Repenser le statut de la copro au sein de la cité nous est apparu comme un objectif atteignable : premier cercle de relations et de coopérations, lieu d’exercice de la démocratie, nos copro existantes pourraient jouer un rôle essentiel dans la redéfinition de notre environnement mais aussi dans notre participation à tous dans la vie urbaine.

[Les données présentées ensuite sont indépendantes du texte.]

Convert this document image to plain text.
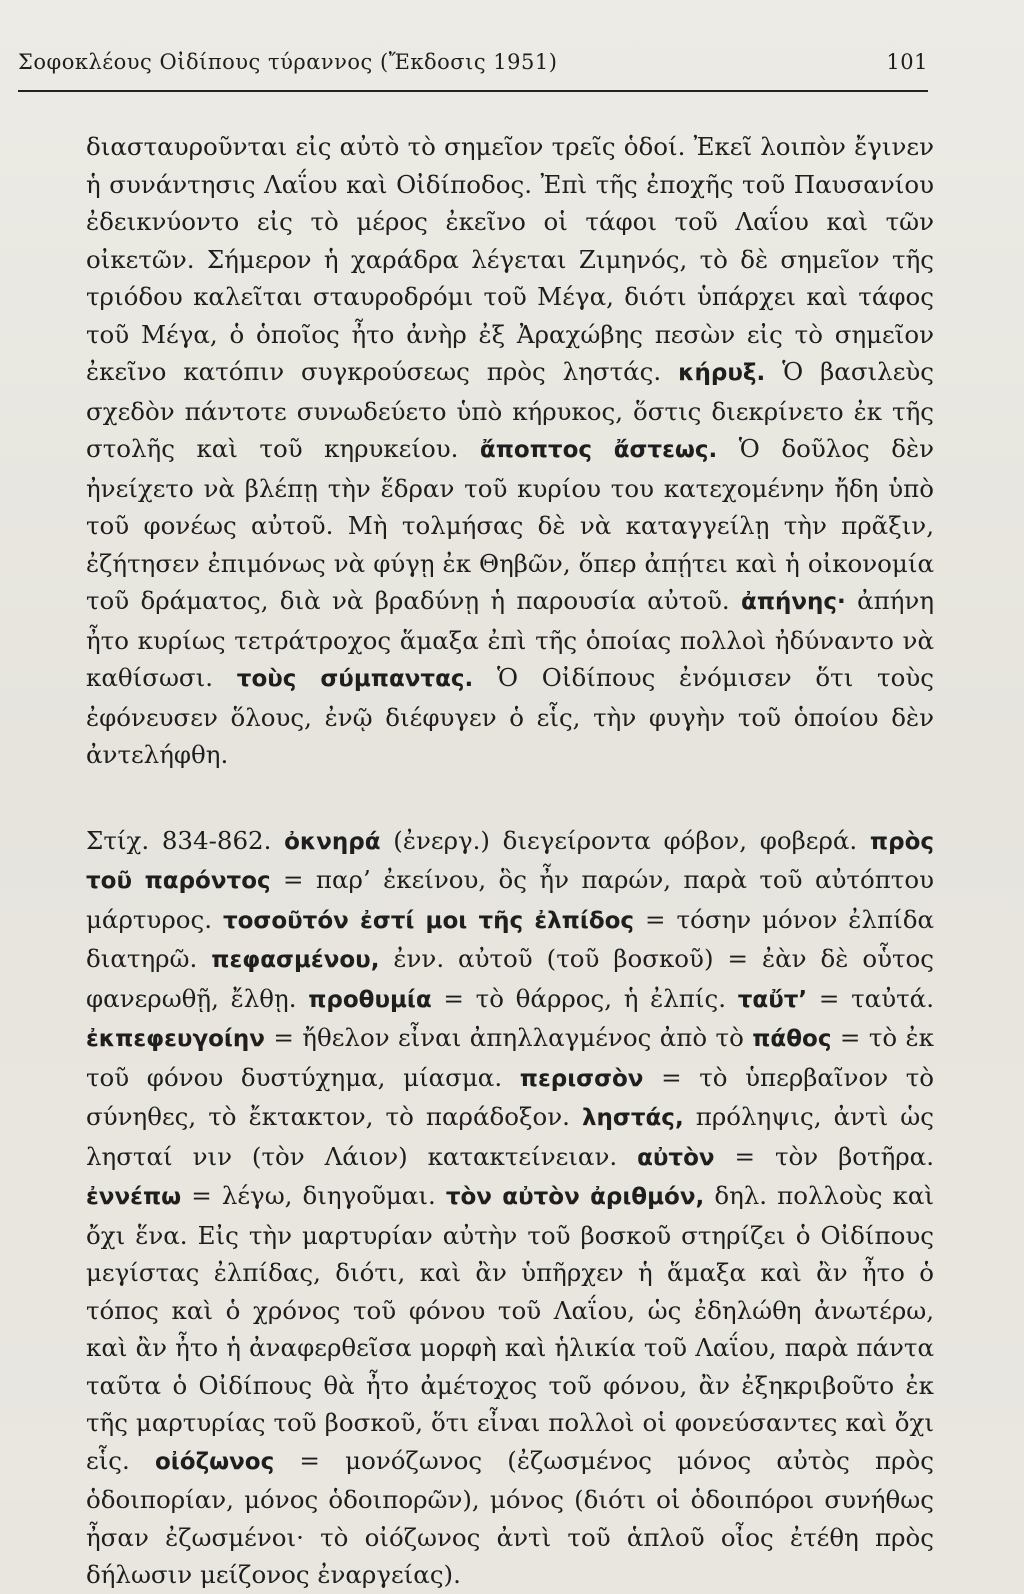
Σοφοκλέους Οἰδίπους τύραννος (Ἔκδοσις 1951)	101

διασταυροῦνται εἰς αὐτὸ τὸ σημεῖον τρεῖς ὁδοί. Ἐκεῖ λοιπὸν ἔγινεν ἡ συνάντησις Λαΐου καὶ Οἰδίποδος. Ἐπὶ τῆς ἐποχῆς τοῦ Παυσανίου ἐδεικνύοντο εἰς τὸ μέρος ἐκεῖνο οἱ τάφοι τοῦ Λαΐου καὶ τῶν οἰκετῶν. Σήμερον ἡ χαράδρα λέγεται Ζιμηνός, τὸ δὲ σημεῖον τῆς τριόδου καλεῖται σταυροδρόμι τοῦ Μέγα, διότι ὑπάρχει καὶ τάφος τοῦ Μέγα, ὁ ὁποῖος ἦτο ἀνὴρ ἐξ Ἀραχώβης πεσὼν εἰς τὸ σημεῖον ἐκεῖνο κατόπιν συγκρούσεως πρὸς ληστάς. κήρυξ. Ὁ βασιλεὺς σχεδὸν πάντοτε συνωδεύετο ὑπὸ κήρυκος, ὅστις διεκρίνετο ἐκ τῆς στολῆς καὶ τοῦ κηρυκείου. ἄποπτος ἄστεως. Ὁ δοῦλος δὲν ἠνείχετο νὰ βλέπῃ τὴν ἕδραν τοῦ κυρίου του κατεχομένην ἤδη ὑπὸ τοῦ φονέως αὐτοῦ. Μὴ τολμήσας δὲ νὰ καταγγείλῃ τὴν πρᾶξιν, ἐζήτησεν ἐπιμόνως νὰ φύγῃ ἐκ Θηβῶν, ὅπερ ἀπῄτει καὶ ἡ οἰκονομία τοῦ δράματος, διὰ νὰ βραδύνῃ ἡ παρουσία αὐτοῦ. ἀπήνης· ἀπήνη ἦτο κυρίως τετράτροχος ἅμαξα ἐπὶ τῆς ὁποίας πολλοὶ ἠδύναντο νὰ καθίσωσι. τοὺς σύμπαντας. Ὁ Οἰδίπους ἐνόμισεν ὅτι τοὺς ἐφόνευσεν ὅλους, ἐνῷ διέφυγεν ὁ εἷς, τὴν φυγὴν τοῦ ὁποίου δὲν ἀντελήφθη.

Στίχ. 834-862. ὀκνηρά (ἐνεργ.) διεγείροντα φόβον, φοβερά. πρὸς τοῦ παρόντος = παρ’ ἐκείνου, ὃς ἦν παρών, παρὰ τοῦ αὐτόπτου μάρτυρος. τοσοῦτόν ἐστί μοι τῆς ἐλπίδος = τόσην μόνον ἐλπίδα διατηρῶ. πεφασμένου, ἐνν. αὐτοῦ (τοῦ βοσκοῦ) = ἐὰν δὲ οὗτος φανερωθῇ, ἔλθῃ. προθυμία = τὸ θάρρος, ἡ ἐλπίς. ταὔτ’ = ταὐτά. ἐκπεφευγοίην = ἤθελον εἶναι ἀπηλλαγμένος ἀπὸ τὸ πάθος = τὸ ἐκ τοῦ φόνου δυστύχημα, μίασμα. περισσὸν = τὸ ὑπερβαῖνον τὸ σύνηθες, τὸ ἔκτακτον, τὸ παράδοξον. ληστάς, πρόληψις, ἀντὶ ὡς λησταί νιν (τὸν Λάιον) κατακτείνειαν. αὐτὸν = τὸν βοτῆρα. ἐννέπω = λέγω, διηγοῦμαι. τὸν αὐτὸν ἀριθμόν, δηλ. πολλοὺς καὶ ὄχι ἕνα. Εἰς τὴν μαρτυρίαν αὐτὴν τοῦ βοσκοῦ στηρίζει ὁ Οἰδίπους μεγίστας ἐλπίδας, διότι, καὶ ἂν ὑπῆρχεν ἡ ἅμαξα καὶ ἂν ἦτο ὁ τόπος καὶ ὁ χρόνος τοῦ φόνου τοῦ Λαΐου, ὡς ἐδηλώθη ἀνωτέρω, καὶ ἂν ἦτο ἡ ἀναφερθεῖσα μορφὴ καὶ ἡλικία τοῦ Λαΐου, παρὰ πάντα ταῦτα ὁ Οἰδίπους θὰ ἦτο ἀμέτοχος τοῦ φόνου, ἂν ἐξηκριβοῦτο ἐκ τῆς μαρτυρίας τοῦ βοσκοῦ, ὅτι εἶναι πολλοὶ οἱ φονεύσαντες καὶ ὄχι εἷς. οἰόζωνος = μονόζωνος (ἐζωσμένος μόνος αὐτὸς πρὸς ὁδοιπορίαν, μόνος ὁδοιπορῶν), μόνος (διότι οἱ ὁδοιπόροι συνήθως ἦσαν ἐζωσμένοι· τὸ οἰόζωνος ἀντὶ τοῦ ἁπλοῦ οἶος ἐτέθη πρὸς δήλωσιν μείζονος ἐναργείας).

Une unité de vie intermédiaire entre le ménage et la commune
Corps social solidaire qui, à cause du partage d’un toit commun, doit de se mettre d’accord sur des règles et des devoirs, la copro est un lieu où l’on s’exerce à la vie en commun.La crise a exacerbé les besoins quotidiens qui ne peuvent pas toujours être pourvus par le quartier (les pouvoirs publics) ou par le logement (nos ressources privées). Elle a incité les individus à se tourner spontanément vers la copro pour améliorer leur cadre de vie. Ne pourrions-nous pas étendre ces initiatives à des pratiques pérennes ? La copropriété peut être un relais efficace pour reformuler notre vie citadine, décloisonner les rapports entre ses habitants et optimiser l’espace urbain. Pour cela, elle devrait être investie d’une vocation qui va bien au-delà de son champ de compétences actuel. Au lieu de se borner à la gestion d’un immeuble, ne pourrait-on pas lui donner les moyenset les responsabilités pour qu’elle puisse s’engager un peu plus dans une vision vertueuse de l’espace urbain, au service de ses occupants ?Les trésors cachés de la Supercopro
La contraction de notre espace de vie nous a amené à découvrir des espaces sous-utilisés dans notre copro. Un immeuble n’est pas aussi immuable qu’il en a l’air. Trois axes d’actions et d’ambitions pourraient constituer les bases d’une charte des Supercopro de demain et transformer en profondeur notre quotidien :
1- Copro solidaire : entraide (intergénérationnelle, personnes en situation de handicap, …) ; optimisation des espaces pour permettre le télétravail, la garde des enfants, …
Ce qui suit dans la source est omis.